SketsaNusantara.id – Film Ghost in the Cell karya sutradara Joko Anwar terus menjadi perbincangan publik. Menyajikan kisah dan konsep yang unik, film ini berhasil meraih kesuksesan dengan meraih 1 juta penonton di hari ke-6 penayangannya.
Ghost in the Cell merupakan sebuah tontonan horor-komedi tentang ketakutan, rasa bersalah, dan perjuangan untuk bertahan hidup, menggambarkan orang-orang yang merasa terpenjara di manapun mereka berada.

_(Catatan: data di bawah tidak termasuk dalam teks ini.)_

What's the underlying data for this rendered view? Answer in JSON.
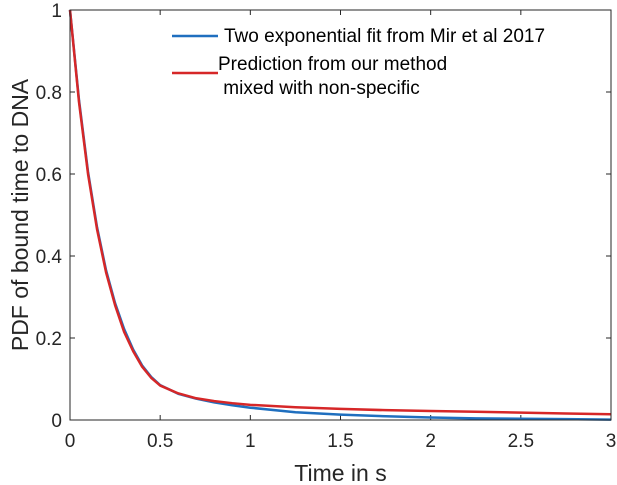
{
  "chart_data": {
    "type": "line",
    "xlabel": "Time in s",
    "ylabel": "PDF of bound time to DNA",
    "xlim": [
      0,
      3
    ],
    "ylim": [
      0,
      1
    ],
    "xticks": [
      "0",
      "0.5",
      "1",
      "1.5",
      "2",
      "2.5",
      "3"
    ],
    "yticks": [
      "0",
      "0.2",
      "0.4",
      "0.6",
      "0.8",
      "1"
    ],
    "grid": false,
    "legend_position": "top-right",
    "series": [
      {
        "name": "Two exponential fit from Mir et al 2017",
        "color": "#1f6fbf",
        "x": [
          0,
          0.05,
          0.1,
          0.15,
          0.2,
          0.25,
          0.3,
          0.35,
          0.4,
          0.45,
          0.5,
          0.6,
          0.7,
          0.8,
          0.9,
          1.0,
          1.25,
          1.5,
          1.75,
          2.0,
          2.25,
          2.5,
          2.75,
          3.0
        ],
        "y": [
          1.0,
          0.78,
          0.605,
          0.47,
          0.365,
          0.285,
          0.222,
          0.172,
          0.133,
          0.105,
          0.085,
          0.064,
          0.052,
          0.043,
          0.036,
          0.03,
          0.019,
          0.013,
          0.009,
          0.006,
          0.004,
          0.003,
          0.002,
          0.001
        ]
      },
      {
        "name": "Prediction from our method\n mixed with non-specific",
        "color": "#d62728",
        "x": [
          0,
          0.05,
          0.1,
          0.15,
          0.2,
          0.25,
          0.3,
          0.35,
          0.4,
          0.45,
          0.5,
          0.6,
          0.7,
          0.8,
          0.9,
          1.0,
          1.25,
          1.5,
          1.75,
          2.0,
          2.25,
          2.5,
          2.75,
          3.0
        ],
        "y": [
          1.0,
          0.775,
          0.6,
          0.465,
          0.36,
          0.28,
          0.215,
          0.168,
          0.13,
          0.103,
          0.084,
          0.065,
          0.053,
          0.046,
          0.041,
          0.037,
          0.031,
          0.027,
          0.024,
          0.022,
          0.02,
          0.018,
          0.016,
          0.014
        ]
      }
    ]
  }
}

Banyak penonton menilai dialog dan adegan dalam film ini sebagai cerminan "horornya hidup sebagai WNI" yang terasa sangat relevan dengan kondisi Indonesia saat ini.

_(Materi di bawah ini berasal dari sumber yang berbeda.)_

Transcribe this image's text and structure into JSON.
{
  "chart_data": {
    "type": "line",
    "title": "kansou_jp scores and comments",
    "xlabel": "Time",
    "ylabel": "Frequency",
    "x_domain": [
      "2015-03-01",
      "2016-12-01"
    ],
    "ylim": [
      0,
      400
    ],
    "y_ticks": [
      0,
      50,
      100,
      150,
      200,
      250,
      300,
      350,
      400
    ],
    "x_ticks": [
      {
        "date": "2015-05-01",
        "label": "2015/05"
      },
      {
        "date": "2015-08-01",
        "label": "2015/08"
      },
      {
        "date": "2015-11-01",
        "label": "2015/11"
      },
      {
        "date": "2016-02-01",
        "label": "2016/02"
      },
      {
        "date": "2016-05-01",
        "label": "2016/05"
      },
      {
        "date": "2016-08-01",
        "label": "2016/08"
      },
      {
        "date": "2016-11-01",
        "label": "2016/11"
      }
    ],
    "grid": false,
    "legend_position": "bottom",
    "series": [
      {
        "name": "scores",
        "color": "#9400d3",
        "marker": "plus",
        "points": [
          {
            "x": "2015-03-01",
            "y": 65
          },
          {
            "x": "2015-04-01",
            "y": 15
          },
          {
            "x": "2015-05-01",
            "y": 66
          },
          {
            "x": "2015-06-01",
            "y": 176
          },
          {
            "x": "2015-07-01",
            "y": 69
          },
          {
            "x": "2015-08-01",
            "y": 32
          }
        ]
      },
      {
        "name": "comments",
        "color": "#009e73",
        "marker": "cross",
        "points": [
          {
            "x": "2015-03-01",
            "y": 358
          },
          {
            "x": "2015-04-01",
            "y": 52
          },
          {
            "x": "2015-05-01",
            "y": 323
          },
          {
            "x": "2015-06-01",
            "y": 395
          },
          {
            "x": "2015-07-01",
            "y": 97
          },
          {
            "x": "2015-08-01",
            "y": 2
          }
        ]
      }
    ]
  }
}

Menuai banyak pujian, Ghost in the Cell sudah mencetak prestasi sebelum rilis resmi di bioskop, sebagai film Indonesia pertama yang akan tayang di 86 negara.
Namun, di tengah kesuksesan tersebut, perhatian publik ramai tertuju pada poster dan adegan dalam film yang dinilai "mengganggu secara visual".
Banyak warganet mengaku merasa merinding saat melihat desain kepala hantu dengan pola lubang-lubang kecil yang tidak biasa dan dianggap sangat mengerikan.
"Bagus, filmnya lucu tapi menguji psikologis banget, terutama bagi yang punya trypophobia. Sepanjang film gelisah banget sampe tutup mata, ketawa, tutup mata lagi. Ngeri lihat adegan bolong-bolong kaya di posternya," tulis salah satu netizen di media sosial.
Fenomena ini kemudian memunculkan istilah trypophobia yang ramai dibahas di internet. Lantas apa itu trypophobia dan kenapa Joko Anwar menggunakan gambaran mengerikan ini dalam film terbarunya?
Dilansir SketsaNusantara.id dari laman Siloam Hospitals, trypophobia adalah kondisi psikologis yang membuat seseorang merasa takut, jijik, atau tidak nyaman saat melihat kumpulan pola lubang kecil atau bentuk berulang yang rapat.
Meski belum secara resmi diklasifikasikan sebagai gangguan mental dalam banyak panduan medis, kondisi ini cukup umum dialami sebagian orang.
Seseorang bisa merasa geli, hingga menimbulkan rasa gelisah dan kecemasan berlebih, hanya karena melihat berbagai objek "bolong-bolong" seperti spons, biji teratai, tembok berlubang hingga sarang lebah.